Reader vs Writer
Jun 19, 2011There’s a a trade-off between reader and writer in most interoperability specifications, though it’s not always widely appreciated. What suits the reader is sometimes the exact opposite of what suits the writer. As an example, let’s consider exchanging a patient address. Generally speaking, in English language countries, an address has a two lines of text, a city, a postcode (usually), a country, and sometimes a state or province. Around the world, some countries do not have post codes, some have states or provinces, and the amount of structure in the other lines and the usual order of the parts varies wildly. There are a variety of approaches to handling addresses across different systems. Some systems simply treat the address as four lines of text; many systems pull out the city, state and postcode separately in order to either validate them or allow their use for statistical analysis. Usually such systems have to create a field for country too, though this does not always happen. Recently the postal services have started focusing on improved data handling to support high-volume automated solutions for postal delivery, and different countries have created different structured definitions for the street and delivery details . Given the amount of mail that healthcare organizations send, there has been strong interest in adopting these solutions.
Now, consider the general concept of defining a format so that a variety of systems can exchange addresses with each other. The first question is, what are we trying to achieve? Briefly, there are five main reasons for exchanging addresses:
- To allow the use of address to assist with identifying persons
- So physical mail can be sent to the person/organization associated with the address
- So physical mail can be sent to the person/organization associated with the address using high volume mailing methods
- To allow a correct billing address to be used as part of a financial exchange
- To allow for address based data analysis (usually be post code, but there are public-health monitoring applications that do more fine-grained analysis – though GPS coordinates are more useful for something like this, they are mostly not available)
Here are a few example choices for how we could represent an address:
- As plain text with line breaks Suitable for uses #1 - #2, maybe #4 (depending on the the financial standard)
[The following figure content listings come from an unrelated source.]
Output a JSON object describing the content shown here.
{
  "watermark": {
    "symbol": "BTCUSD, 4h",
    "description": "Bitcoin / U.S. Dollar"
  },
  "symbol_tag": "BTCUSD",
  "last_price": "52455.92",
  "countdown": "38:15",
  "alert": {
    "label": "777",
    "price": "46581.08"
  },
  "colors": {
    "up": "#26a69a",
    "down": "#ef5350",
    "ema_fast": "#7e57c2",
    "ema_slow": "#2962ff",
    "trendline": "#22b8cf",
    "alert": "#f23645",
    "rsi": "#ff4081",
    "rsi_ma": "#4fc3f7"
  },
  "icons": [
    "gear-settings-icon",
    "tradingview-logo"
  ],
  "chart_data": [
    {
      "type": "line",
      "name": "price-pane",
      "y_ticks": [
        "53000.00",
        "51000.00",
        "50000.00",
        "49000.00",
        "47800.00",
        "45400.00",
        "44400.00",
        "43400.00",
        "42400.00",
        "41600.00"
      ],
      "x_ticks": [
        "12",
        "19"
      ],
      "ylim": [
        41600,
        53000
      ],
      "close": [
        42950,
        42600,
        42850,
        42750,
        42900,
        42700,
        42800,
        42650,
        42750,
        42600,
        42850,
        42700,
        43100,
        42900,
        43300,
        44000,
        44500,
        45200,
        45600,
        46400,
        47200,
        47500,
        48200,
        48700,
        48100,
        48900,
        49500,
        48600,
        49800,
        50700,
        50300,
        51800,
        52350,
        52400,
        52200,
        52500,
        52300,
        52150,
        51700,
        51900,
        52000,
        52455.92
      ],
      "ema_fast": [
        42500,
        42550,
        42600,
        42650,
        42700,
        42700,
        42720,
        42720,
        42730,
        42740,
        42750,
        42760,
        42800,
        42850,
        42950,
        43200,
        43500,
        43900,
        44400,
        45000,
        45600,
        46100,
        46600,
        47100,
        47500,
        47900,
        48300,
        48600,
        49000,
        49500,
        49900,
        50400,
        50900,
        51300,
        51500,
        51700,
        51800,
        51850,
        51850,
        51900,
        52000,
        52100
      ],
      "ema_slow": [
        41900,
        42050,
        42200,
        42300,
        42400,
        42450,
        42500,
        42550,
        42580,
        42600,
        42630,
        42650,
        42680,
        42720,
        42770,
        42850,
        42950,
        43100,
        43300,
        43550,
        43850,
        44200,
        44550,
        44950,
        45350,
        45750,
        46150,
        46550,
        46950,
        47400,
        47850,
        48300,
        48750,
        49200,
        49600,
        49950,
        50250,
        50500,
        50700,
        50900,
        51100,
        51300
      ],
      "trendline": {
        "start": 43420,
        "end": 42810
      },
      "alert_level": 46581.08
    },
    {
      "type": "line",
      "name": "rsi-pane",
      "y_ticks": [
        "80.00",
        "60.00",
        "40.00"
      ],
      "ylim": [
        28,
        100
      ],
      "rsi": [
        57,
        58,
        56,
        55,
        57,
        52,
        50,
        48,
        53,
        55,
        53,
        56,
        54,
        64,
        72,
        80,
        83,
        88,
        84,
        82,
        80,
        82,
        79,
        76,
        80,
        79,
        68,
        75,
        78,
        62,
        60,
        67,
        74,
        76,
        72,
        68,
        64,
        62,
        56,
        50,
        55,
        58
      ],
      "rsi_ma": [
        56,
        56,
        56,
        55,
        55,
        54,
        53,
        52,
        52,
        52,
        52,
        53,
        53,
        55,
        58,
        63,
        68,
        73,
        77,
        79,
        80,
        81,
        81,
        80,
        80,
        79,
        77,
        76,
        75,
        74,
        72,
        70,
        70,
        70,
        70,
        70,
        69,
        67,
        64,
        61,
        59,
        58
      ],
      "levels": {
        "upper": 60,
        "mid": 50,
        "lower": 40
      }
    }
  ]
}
- 2 lines of text, city, state, post code and country Suitable for uses #1#2, #4 and #5
- A data element for each known part. Suitable for all uses
- A series of parts with a type code. Suitable for all uses
Each of these approaches has advantages and disadvantages for the different use cases. but this is not the focus of this post. Now, imagine that we have three different systems:
- System A Stores an address as 4 lines of plain text
- System B Stores an address as 2 lines of text, with city, state and postcode
- System C Stores an address as a set of data elements
This table summarizes how easy it is for each system to be the reader and writer for each structure:
Structure #1 | Structure #2 | Structure #3 | Structure #4 | |
Writing | ||||
System A | Easy: Straight in | Very hard: try to parse city/state/code | Too hard? | Too hard? |
System B | Easy. Convert to Text | Easy. Straight In | Very hard: try to parse lines of text? | Very hard: try to parse lines of text? |
System C | Easy. Convert to Text | Easy. Convert parts to text | Easy – just fill data elements out (as long as parts match) | Easy – just create parts |
Reading | ||||
System A | Easy. Straight in | Easy. Convert to text | Easy. Convert to text | Easy. Convert to text |
System B | Very hard: try to parse city/state/code? | Easy. Straight In | Easy. Read parts and build first two lines | Easy. Read parts and build first two lines |
System C | Too hard | Very hard: try to parse lines of text? | Read Elements into parts | Read Elements into parts (lose order) |
The effects of entropy are clearly visible in this table: introducing structure is far harder than removing it. A more structured model is easier to read and harder to write. Likewise, more choices about how things are written makes it easier to write and harder to read. The key point of this table is that the different systems have different trade-offs for whether reading or writing addresses is easy.
If you sit representatives of these different systems down to hammer out a format they’re going to use to exchange data, they’re each going to want something different; who wins will be as much about personalities and influence as is it about the right choice (see 1st and 2nd laws of interoperability).